À propos du budget communal 2014

Publié le samedi 13 septembre 2014

À lire les chiffres du budget nous ressentons un grand malaise. Nous sommes solidaires avec le Collège pour dénoncer le climat d’austérité dans lequel les communes doivent évoluer. Le contexte de crise économique et financière doit être assumé ici, alors même que les décisions structurelles n’ont pas été prises « plus haut ».

Il est certain que la crise que traversent les finances communales est largement aggravée par certains éléments indépendants de la volonté communale (Service régional d’incendie, Arcelor-Mittal, zone de police, etc.) Mais ces facteurs expliquent-ils à eux seuls la situation d’aujourd’hui ? Nous ne le pensons pas.

Pendant longtemps notre commune a été reconnue pour son dynamisme et sa pro-activité à mettre en œuvre des projets ambitieux.

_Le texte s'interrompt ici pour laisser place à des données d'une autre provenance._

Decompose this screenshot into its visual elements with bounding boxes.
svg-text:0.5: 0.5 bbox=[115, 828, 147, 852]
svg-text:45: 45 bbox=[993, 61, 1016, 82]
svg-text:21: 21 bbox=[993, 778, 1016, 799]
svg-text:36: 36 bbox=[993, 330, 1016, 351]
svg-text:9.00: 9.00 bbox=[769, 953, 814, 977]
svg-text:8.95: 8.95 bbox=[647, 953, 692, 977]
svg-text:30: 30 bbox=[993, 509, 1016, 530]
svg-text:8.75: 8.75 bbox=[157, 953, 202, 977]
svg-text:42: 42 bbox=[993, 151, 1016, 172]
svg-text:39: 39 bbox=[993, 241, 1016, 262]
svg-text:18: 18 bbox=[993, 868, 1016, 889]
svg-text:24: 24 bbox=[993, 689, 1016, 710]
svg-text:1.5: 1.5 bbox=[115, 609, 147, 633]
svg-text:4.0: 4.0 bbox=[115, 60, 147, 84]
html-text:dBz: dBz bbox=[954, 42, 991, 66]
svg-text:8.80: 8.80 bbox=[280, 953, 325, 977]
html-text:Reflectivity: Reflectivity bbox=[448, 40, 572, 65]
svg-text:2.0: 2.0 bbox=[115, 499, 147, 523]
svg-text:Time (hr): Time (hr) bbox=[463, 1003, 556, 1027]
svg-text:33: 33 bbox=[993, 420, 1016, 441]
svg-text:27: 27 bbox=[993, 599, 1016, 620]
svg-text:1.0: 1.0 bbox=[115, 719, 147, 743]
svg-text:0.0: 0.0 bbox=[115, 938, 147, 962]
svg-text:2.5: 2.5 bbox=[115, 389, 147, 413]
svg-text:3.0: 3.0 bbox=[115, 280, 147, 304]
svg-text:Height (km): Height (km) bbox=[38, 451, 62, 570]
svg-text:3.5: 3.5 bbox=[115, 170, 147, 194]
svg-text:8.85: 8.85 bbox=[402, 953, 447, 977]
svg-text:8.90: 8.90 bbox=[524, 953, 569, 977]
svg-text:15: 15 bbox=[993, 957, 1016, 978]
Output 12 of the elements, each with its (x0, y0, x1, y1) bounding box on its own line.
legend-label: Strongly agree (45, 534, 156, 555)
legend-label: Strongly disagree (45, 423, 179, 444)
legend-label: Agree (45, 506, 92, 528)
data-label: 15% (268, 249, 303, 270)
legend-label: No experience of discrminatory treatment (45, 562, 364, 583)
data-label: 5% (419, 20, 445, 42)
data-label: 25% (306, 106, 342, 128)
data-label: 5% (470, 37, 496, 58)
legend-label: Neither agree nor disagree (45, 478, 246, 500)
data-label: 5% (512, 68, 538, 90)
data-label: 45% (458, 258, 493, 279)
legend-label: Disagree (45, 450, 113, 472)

C’est à mettre au crédit de la majorité actuelle. Cependant il semble que, par imprudence ou par manque de planification et de prospective sur le moyen et le long terme, elle n’ait pas vu venir les grandes difficultés dans lesquelles se trouvent aujourd’hui les finances communales… 3 années consécutives de déficit !

Le Collège nous l’a dit en commission budget, c’est un budget vérité et le 1/3 boni est largement dépassé [1]. Nous aurions dû passer sous-plan de gestion. Mais, rebondissement, le délai de réaction de la tutelle a été dépassé [2] et la commune a obtenu de la Région wallonne une aide exceptionnelle justifiée par la fermeture d’entreprise sur son territoire (Arcelor). Le montant de cette aide s’élève à 1.129.795 € ventilés sur 5 ans. Notre commune est contrainte de revenir à l’équilibre au plus tard en 2019 et de se doter… d’un plan de gestion !

Déjà l’an dernier, nous avons voté contre le budget car nous n’y avons pas trouvé de projection à 5-6 ans, un tableau de bord, une vision durable notamment dans les domaines des travaux, de l’énergie et de l’isolation des bâtiments. À présent il semblerait qu’elle y soit contrainte.

Quelques mesures d’économie et des dépenses inconsidérées

On nous informe de mesures déjà réalisées pour redresser les finances et faire des économies : suppression des photocopies couleurs, suppression d’agents complémentaires pour les plaines d’été, création de centrales d’achats avec la Province (sel de déneigement, papier, électricité), achat commun de matériel avec d’autres communes… C’est à encourager ! Mais que penser du non remplacement d’agents communaux pour les congés maternités, les maladies, les départs en pension ?

Nous sommes opposés à la compression de la masse salariale, qu’elle vienne de licenciements ou de non-remplacements d’agents. Car, au-delà de la casse sociale pour les personnes concernées, elle entrainera une pression sur les agents restant, réduira la qualité des services rendus aux marchinois et mettra en péril la cohésion sociale.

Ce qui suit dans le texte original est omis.